Wednesday, January 17, 2024

Janky Blades is… okay

 I might have never noticed Janky Blades if it hadn’t been designed by Robin Gibson. However, their track record on Print-and-Play Roll-and-Write games has been solid for me so Janky Blades got printed out.


The theme of the game is that you are drawing a jagged sword with many different grains, indicating the artisan craft put into its creation. The reality is that you are drawing shapes on a six by eighteen grid.

Gameplay is simple. Each turn, roll three dice. One die will determine the column you are drawing a shape in. One die will determine the grain of the shape. And the last die determines the shape you are drawing.

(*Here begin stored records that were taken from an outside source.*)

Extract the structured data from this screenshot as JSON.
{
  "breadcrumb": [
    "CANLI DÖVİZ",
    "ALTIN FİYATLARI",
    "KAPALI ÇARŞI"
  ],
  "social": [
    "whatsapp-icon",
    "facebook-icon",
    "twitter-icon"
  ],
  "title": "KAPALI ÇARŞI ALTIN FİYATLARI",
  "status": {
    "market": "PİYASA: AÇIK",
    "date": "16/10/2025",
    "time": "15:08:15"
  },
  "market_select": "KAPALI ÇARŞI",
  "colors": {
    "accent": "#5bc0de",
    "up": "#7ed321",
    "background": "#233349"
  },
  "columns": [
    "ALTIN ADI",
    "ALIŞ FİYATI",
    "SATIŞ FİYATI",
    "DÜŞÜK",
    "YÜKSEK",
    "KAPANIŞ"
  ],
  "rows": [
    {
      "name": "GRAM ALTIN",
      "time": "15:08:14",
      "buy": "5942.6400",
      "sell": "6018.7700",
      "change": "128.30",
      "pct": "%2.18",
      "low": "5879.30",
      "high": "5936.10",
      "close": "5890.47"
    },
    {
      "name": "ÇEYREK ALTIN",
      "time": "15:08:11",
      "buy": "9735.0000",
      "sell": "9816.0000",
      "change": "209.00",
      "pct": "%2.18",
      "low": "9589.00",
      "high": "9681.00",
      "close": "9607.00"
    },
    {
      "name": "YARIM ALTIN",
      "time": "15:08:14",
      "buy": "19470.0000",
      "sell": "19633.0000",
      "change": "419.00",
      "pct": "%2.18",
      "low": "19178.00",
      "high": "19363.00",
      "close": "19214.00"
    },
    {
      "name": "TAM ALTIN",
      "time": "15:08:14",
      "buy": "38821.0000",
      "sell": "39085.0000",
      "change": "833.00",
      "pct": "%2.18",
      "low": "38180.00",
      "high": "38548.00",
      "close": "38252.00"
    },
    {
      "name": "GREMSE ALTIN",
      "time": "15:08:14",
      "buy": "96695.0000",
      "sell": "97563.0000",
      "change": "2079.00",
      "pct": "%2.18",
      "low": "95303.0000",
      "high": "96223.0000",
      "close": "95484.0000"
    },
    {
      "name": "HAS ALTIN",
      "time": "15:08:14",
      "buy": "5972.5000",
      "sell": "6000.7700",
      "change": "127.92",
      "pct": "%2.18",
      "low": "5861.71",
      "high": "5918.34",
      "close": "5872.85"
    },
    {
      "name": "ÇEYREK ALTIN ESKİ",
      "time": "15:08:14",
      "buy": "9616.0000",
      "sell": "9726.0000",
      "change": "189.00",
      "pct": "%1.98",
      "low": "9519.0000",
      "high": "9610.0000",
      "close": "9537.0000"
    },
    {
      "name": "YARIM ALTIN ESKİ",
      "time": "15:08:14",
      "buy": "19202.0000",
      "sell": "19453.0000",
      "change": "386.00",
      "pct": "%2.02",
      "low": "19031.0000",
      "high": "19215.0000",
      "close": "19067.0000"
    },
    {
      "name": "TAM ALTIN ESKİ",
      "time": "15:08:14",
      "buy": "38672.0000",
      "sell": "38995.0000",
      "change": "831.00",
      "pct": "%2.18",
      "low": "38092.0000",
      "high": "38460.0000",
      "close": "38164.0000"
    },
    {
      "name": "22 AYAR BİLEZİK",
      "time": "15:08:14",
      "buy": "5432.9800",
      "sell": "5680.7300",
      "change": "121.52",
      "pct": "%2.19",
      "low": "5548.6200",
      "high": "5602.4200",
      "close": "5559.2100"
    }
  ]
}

The game last thirty turns. After you are done, you score the shapes that are contiguously connected to the handle at the bottom of the board. Each shape earns one point for every adjacent shape that has a different grain. And if you completely enclosed an empty space, it counts as a shape with its own grain.

Janky Blades is billed as a solitaire game but I don’t see any reason why you couldn’t play it as a multiplayer game Take It Easy style. There isn’t a dice manipulation mechanic and the decision tree is wide enough that you won’t end up with identical janky swords.

Janky Blades has two touches that I found interesting. First of all, as opposed to the Tetris shapes I’m used to using in a draw-shapes-on-a-grid, it uses more pointy shapes, triangles and rhombuses and the like. I wouldn’t be surprised if Tangram puzzles featured in the development. I also like how negative space can become a part of the blade.

Those two elements made Janky Blades better than I was expecting. Because, quite frankly, I was expecting a completely forgettable game who’s best feature would be drawing a pretty picture . Instead, I found the decisions actually interesting.

Ultimately, though, I have to damn Janky Blades with faint praise. It isn’t bad but there are a lot of Roll-and-Write games I’d rather play, a number of them also by Robin Jarvis.